A dog has a sixth sense when it comes to “walkies”. They instinctively know walks are good for them. As all dog owners know, there are few activities that excite a dog more than going for a walk. A dog can sense they’re going for a walk even before they hear the jingle of their lead.
A dog’s natural tendency is to be active. They jump at the chance to get the exercise and mental stimulation a walk provides.
Dogs are social animals, they need stimulation and they want to know what’s going on in the world. If they are confined to the house or garden too long, they get bored which can lead to destructive behaviour. Even if your dog is active in the home/garden, he still needs another outlet for pent-up energy.
Don’t expect your dog to create his own exercise routine just because you’ve put him outside.
While letting your dog run around the garden or taking him to a dog park can be good exercise, it isn’t a substitute for walking. These activities don’t offer the same mental stimulation your dog gets by investigating every new sight, smell and sound when they go for a walk.
Behaviourists believe dogs that are taken for a daily walk are better behaved and are less likely to be destructive, obsessive or have separation/dominance issues.
You’ll benefit from having a well exercised dog, as tired dogs tend to behave better and you’ll help your dog avoid unnecessary weight gain.

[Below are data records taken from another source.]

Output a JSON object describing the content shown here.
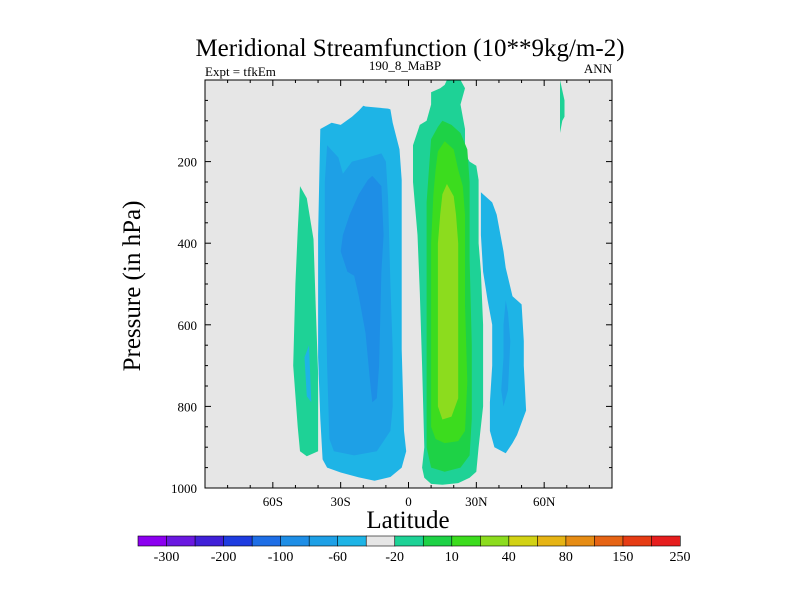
{
  "chart_data": {
    "type": "heatmap",
    "title": "Meridional Streamfunction (10**9kg/m-2)",
    "subtitle_left": "Expt = tfkEm",
    "subtitle_center": "190_8_MaBP",
    "subtitle_right": "ANN",
    "xlabel": "Latitude",
    "ylabel": "Pressure (in hPa)",
    "xlim": [
      -90,
      90
    ],
    "ylim": [
      0,
      1000
    ],
    "y_inverted": true,
    "x_ticks": [
      {
        "value": -60,
        "label": "60S"
      },
      {
        "value": -30,
        "label": "30S"
      },
      {
        "value": 0,
        "label": "0"
      },
      {
        "value": 30,
        "label": "30N"
      },
      {
        "value": 60,
        "label": "60N"
      }
    ],
    "y_ticks": [
      {
        "value": 200,
        "label": "200"
      },
      {
        "value": 400,
        "label": "400"
      },
      {
        "value": 600,
        "label": "600"
      },
      {
        "value": 800,
        "label": "800"
      },
      {
        "value": 1000,
        "label": "1000"
      }
    ],
    "background_color": "#e6e6e6",
    "colorbar": {
      "colors": [
        "#8c00f0",
        "#6a18e0",
        "#4020d8",
        "#1e3ce0",
        "#1e6ee6",
        "#1e8ee6",
        "#1ea0e6",
        "#1eb4e6",
        "#e6e6e6",
        "#1ed296",
        "#1ed246",
        "#3cdc1e",
        "#8cdc1e",
        "#d2d214",
        "#e6b414",
        "#e68c14",
        "#e66414",
        "#e63c14",
        "#e61e1e"
      ],
      "labels": [
        "-300",
        "-200",
        "-100",
        "-60",
        "-20",
        "10",
        "40",
        "80",
        "150",
        "250"
      ]
    },
    "contour_regions": [
      {
        "level": "-20 to -10",
        "color": "#1eb4e6",
        "polygon": [
          [
            -20,
            63
          ],
          [
            -19,
            65
          ],
          [
            -9,
            70
          ],
          [
            -8,
            72
          ],
          [
            -7,
            105
          ],
          [
            -4,
            170
          ],
          [
            -3,
            245
          ],
          [
            -3,
            660
          ],
          [
            -2,
            860
          ],
          [
            -1,
            910
          ],
          [
            -3,
            950
          ],
          [
            -8,
            973
          ],
          [
            -15,
            982
          ],
          [
            -22,
            974
          ],
          [
            -30,
            962
          ],
          [
            -36,
            950
          ],
          [
            -38,
            930
          ],
          [
            -39,
            830
          ],
          [
            -40,
            680
          ],
          [
            -40,
            380
          ],
          [
            -39,
            120
          ],
          [
            -34,
            105
          ],
          [
            -30,
            110
          ],
          [
            -25,
            90
          ],
          [
            -22,
            75
          ]
        ]
      },
      {
        "level": "-60 to -20",
        "color": "#1ea0e6",
        "polygon": [
          [
            -36,
            160
          ],
          [
            -31,
            190
          ],
          [
            -29,
            230
          ],
          [
            -25,
            200
          ],
          [
            -18,
            190
          ],
          [
            -12,
            180
          ],
          [
            -10,
            200
          ],
          [
            -9,
            290
          ],
          [
            -8,
            500
          ],
          [
            -7,
            660
          ],
          [
            -7,
            800
          ],
          [
            -8,
            860
          ],
          [
            -14,
            910
          ],
          [
            -24,
            920
          ],
          [
            -33,
            910
          ],
          [
            -35,
            880
          ],
          [
            -36,
            700
          ],
          [
            -37,
            400
          ],
          [
            -37,
            250
          ]
        ]
      },
      {
        "level": "-100 to -60",
        "color": "#1e8ee6",
        "polygon": [
          [
            -16,
            235
          ],
          [
            -12,
            260
          ],
          [
            -11,
            380
          ],
          [
            -12,
            470
          ],
          [
            -13,
            700
          ],
          [
            -14,
            780
          ],
          [
            -16,
            790
          ],
          [
            -17,
            740
          ],
          [
            -19,
            620
          ],
          [
            -22,
            530
          ],
          [
            -24,
            480
          ],
          [
            -27,
            470
          ],
          [
            -30,
            420
          ],
          [
            -29,
            380
          ],
          [
            -26,
            330
          ],
          [
            -22,
            280
          ],
          [
            -18,
            245
          ]
        ]
      },
      {
        "level": "10 to 20",
        "color": "#1ed296",
        "polygon": [
          [
            -48,
            260
          ],
          [
            -45,
            290
          ],
          [
            -42,
            390
          ],
          [
            -41,
            560
          ],
          [
            -40,
            720
          ],
          [
            -40,
            910
          ],
          [
            -45,
            922
          ],
          [
            -48,
            910
          ],
          [
            -49,
            850
          ],
          [
            -51,
            700
          ],
          [
            -50,
            500
          ],
          [
            -49,
            370
          ]
        ]
      },
      {
        "level": "-20 to -10",
        "color": "#1eb4e6",
        "polygon": [
          [
            -44,
            650
          ],
          [
            -43,
            790
          ],
          [
            -45,
            775
          ],
          [
            -46,
            680
          ]
        ]
      },
      {
        "level": "-20 to -10",
        "color": "#1eb4e6",
        "polygon": [
          [
            32,
            275
          ],
          [
            37,
            300
          ],
          [
            39,
            330
          ],
          [
            42,
            420
          ],
          [
            43,
            460
          ],
          [
            46,
            530
          ],
          [
            48,
            540
          ],
          [
            50,
            550
          ],
          [
            51,
            640
          ],
          [
            51,
            700
          ],
          [
            52,
            810
          ],
          [
            48,
            870
          ],
          [
            46,
            890
          ],
          [
            43,
            915
          ],
          [
            38,
            900
          ],
          [
            36,
            860
          ],
          [
            36,
            790
          ],
          [
            37,
            700
          ],
          [
            37,
            600
          ],
          [
            35,
            540
          ],
          [
            33,
            470
          ],
          [
            32,
            380
          ]
        ]
      },
      {
        "level": "-60 to -20",
        "color": "#1ea0e6",
        "polygon": [
          [
            43,
            540
          ],
          [
            44,
            570
          ],
          [
            45,
            640
          ],
          [
            44,
            760
          ],
          [
            42,
            800
          ],
          [
            41,
            760
          ],
          [
            42,
            680
          ],
          [
            42,
            600
          ]
        ]
      },
      {
        "level": "10 to 40",
        "color": "#1ed296",
        "polygon": [
          [
            23,
            0
          ],
          [
            25,
            20
          ],
          [
            23,
            60
          ],
          [
            25,
            120
          ],
          [
            25,
            180
          ],
          [
            27,
            200
          ],
          [
            30,
            210
          ],
          [
            31,
            245
          ],
          [
            31,
            400
          ],
          [
            32,
            470
          ],
          [
            33,
            600
          ],
          [
            33,
            800
          ],
          [
            31,
            900
          ],
          [
            30,
            960
          ],
          [
            27,
            975
          ],
          [
            22,
            988
          ],
          [
            15,
            992
          ],
          [
            10,
            990
          ],
          [
            7,
            975
          ],
          [
            6,
            950
          ],
          [
            7,
            900
          ],
          [
            6,
            700
          ],
          [
            5,
            520
          ],
          [
            4,
            380
          ],
          [
            2,
            250
          ],
          [
            2,
            160
          ],
          [
            5,
            110
          ],
          [
            8,
            100
          ],
          [
            10,
            60
          ],
          [
            10,
            30
          ],
          [
            14,
            20
          ],
          [
            16,
            12
          ],
          [
            17,
            0
          ]
        ]
      },
      {
        "level": "40 to 60",
        "color": "#1ed246",
        "polygon": [
          [
            15,
            100
          ],
          [
            19,
            110
          ],
          [
            23,
            130
          ],
          [
            26,
            170
          ],
          [
            27,
            250
          ],
          [
            27,
            440
          ],
          [
            28,
            650
          ],
          [
            28,
            830
          ],
          [
            27,
            920
          ],
          [
            23,
            950
          ],
          [
            16,
            960
          ],
          [
            10,
            950
          ],
          [
            8,
            900
          ],
          [
            8,
            650
          ],
          [
            8,
            420
          ],
          [
            8,
            300
          ],
          [
            9,
            220
          ],
          [
            10,
            145
          ],
          [
            13,
            115
          ]
        ]
      },
      {
        "level": "60 to 80",
        "color": "#3cdc1e",
        "polygon": [
          [
            16,
            150
          ],
          [
            20,
            170
          ],
          [
            22,
            220
          ],
          [
            24,
            260
          ],
          [
            25,
            330
          ],
          [
            25,
            550
          ],
          [
            26,
            740
          ],
          [
            25,
            860
          ],
          [
            22,
            885
          ],
          [
            16,
            890
          ],
          [
            12,
            880
          ],
          [
            10,
            850
          ],
          [
            10,
            720
          ],
          [
            10,
            550
          ],
          [
            10,
            400
          ],
          [
            11,
            280
          ],
          [
            12,
            220
          ],
          [
            13,
            175
          ]
        ]
      },
      {
        "level": "80 to 150",
        "color": "#8cdc1e",
        "polygon": [
          [
            17,
            255
          ],
          [
            20,
            285
          ],
          [
            21,
            330
          ],
          [
            22,
            400
          ],
          [
            22,
            560
          ],
          [
            22,
            700
          ],
          [
            22,
            780
          ],
          [
            19,
            825
          ],
          [
            15,
            832
          ],
          [
            13,
            800
          ],
          [
            13,
            650
          ],
          [
            13,
            500
          ],
          [
            13,
            400
          ],
          [
            14,
            330
          ],
          [
            15,
            280
          ]
        ]
      },
      {
        "level": "10 to 20",
        "color": "#1ed296",
        "polygon": [
          [
            67,
            0
          ],
          [
            69,
            50
          ],
          [
            69,
            90
          ],
          [
            68,
            100
          ],
          [
            67,
            130
          ],
          [
            67,
            30
          ]
        ]
      }
    ]
  }
}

Giving your dog a chance to see the wider world provides him with a mental health boost too. Covering fresh ground on a walk lets your dog investigate new and interesting things.
Dog need to walk
Dogs are social animals.
Dogs are naturally active.
Tired dogs behave better.
Daily walks prevent boredom.
Dogs don’t self entertain – they need stimulation.
Dogs need physical and mental stimulation every day.
Walking with humans gives the dog a sense of social order and structure.
Helps prevent depression.
Keeps your pet healthy, agile and limber.
Reduces instances of digestive problems and constipation.
Helps with social skills when encountering new dogs and people.
Good way to help a timid or fearful dog build confidence and trust.
Helps prevent boredom and channels the dog’s energy in a productive, acceptable direction.